Did you end up doing anything with your fleeces? what part of the state are you in? I am starting a fiber business and part of it I've been considering buying fleeces from small farms in my area and surrounding states maybe


----------



## misfitmorgan (Sep 1, 2016)

I'm closest to mid-lower michigan....but considered Northern michigan.  I never did anything with it, its still hanging out in my front room. We will have another 5 suffolk fleece this spring and two i believe polypay or polypay mix fleece.
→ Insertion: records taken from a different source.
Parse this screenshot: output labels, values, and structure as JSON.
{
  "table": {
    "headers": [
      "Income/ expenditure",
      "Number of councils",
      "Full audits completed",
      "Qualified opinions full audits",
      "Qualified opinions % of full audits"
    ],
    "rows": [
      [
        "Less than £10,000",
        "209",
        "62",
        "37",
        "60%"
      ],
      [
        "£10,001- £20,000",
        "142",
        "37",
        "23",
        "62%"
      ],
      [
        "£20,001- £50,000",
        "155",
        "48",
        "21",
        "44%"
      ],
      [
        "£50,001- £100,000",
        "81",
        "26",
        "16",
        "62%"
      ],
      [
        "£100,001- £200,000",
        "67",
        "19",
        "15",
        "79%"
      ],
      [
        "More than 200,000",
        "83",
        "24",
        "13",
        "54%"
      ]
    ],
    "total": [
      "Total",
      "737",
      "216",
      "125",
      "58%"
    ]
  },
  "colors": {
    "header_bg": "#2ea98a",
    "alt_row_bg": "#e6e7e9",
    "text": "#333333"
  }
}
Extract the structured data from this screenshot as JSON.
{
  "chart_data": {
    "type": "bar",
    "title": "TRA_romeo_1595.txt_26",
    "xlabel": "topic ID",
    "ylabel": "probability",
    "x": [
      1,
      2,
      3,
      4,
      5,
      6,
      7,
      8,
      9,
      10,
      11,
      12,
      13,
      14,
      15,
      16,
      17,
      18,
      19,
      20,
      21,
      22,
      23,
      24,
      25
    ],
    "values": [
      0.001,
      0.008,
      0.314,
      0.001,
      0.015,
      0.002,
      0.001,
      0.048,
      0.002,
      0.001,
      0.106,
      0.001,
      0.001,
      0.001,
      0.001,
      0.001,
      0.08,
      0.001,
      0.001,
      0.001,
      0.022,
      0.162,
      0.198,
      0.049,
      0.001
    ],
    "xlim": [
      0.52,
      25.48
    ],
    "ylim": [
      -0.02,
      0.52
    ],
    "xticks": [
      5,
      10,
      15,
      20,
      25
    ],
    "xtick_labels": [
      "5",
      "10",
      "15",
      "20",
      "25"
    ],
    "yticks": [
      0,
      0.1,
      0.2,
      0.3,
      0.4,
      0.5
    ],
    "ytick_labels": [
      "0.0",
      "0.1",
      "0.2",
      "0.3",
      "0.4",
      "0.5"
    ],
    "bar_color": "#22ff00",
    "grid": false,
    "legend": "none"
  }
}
The polypay fleece definitely has the fine crimp its known for.


----------



## The Old Ram-Australia (Oct 9, 2016)

G'day, its been our experience that you have to select for wool quality in the Downs type breeds,as it was said before their wool  is most suited for socks,gloves and beanies,but hand spinners want 'clean fleece' and so if the sheep spend 3 or more months in the barn and come out covered in straw there will be 'few' willing takers.Although we paddock lamb at the end of winter we shear in the Fall and generally find the fleece is quite clean after the Summer/Fall paddock grazing...T.O.R..


----------



## misfitmorgan (Oct 10, 2016)

Our sheep live in the pasture and og to the barn as they like so it stays pretty clean....worst they do is get hay chaffe in it from the feeder which we are re-doing some day. For now i think i might clean and card it into batts and then make a fleece filled comforter. My mom had one as a teen and loved it, said they are super warm.


----------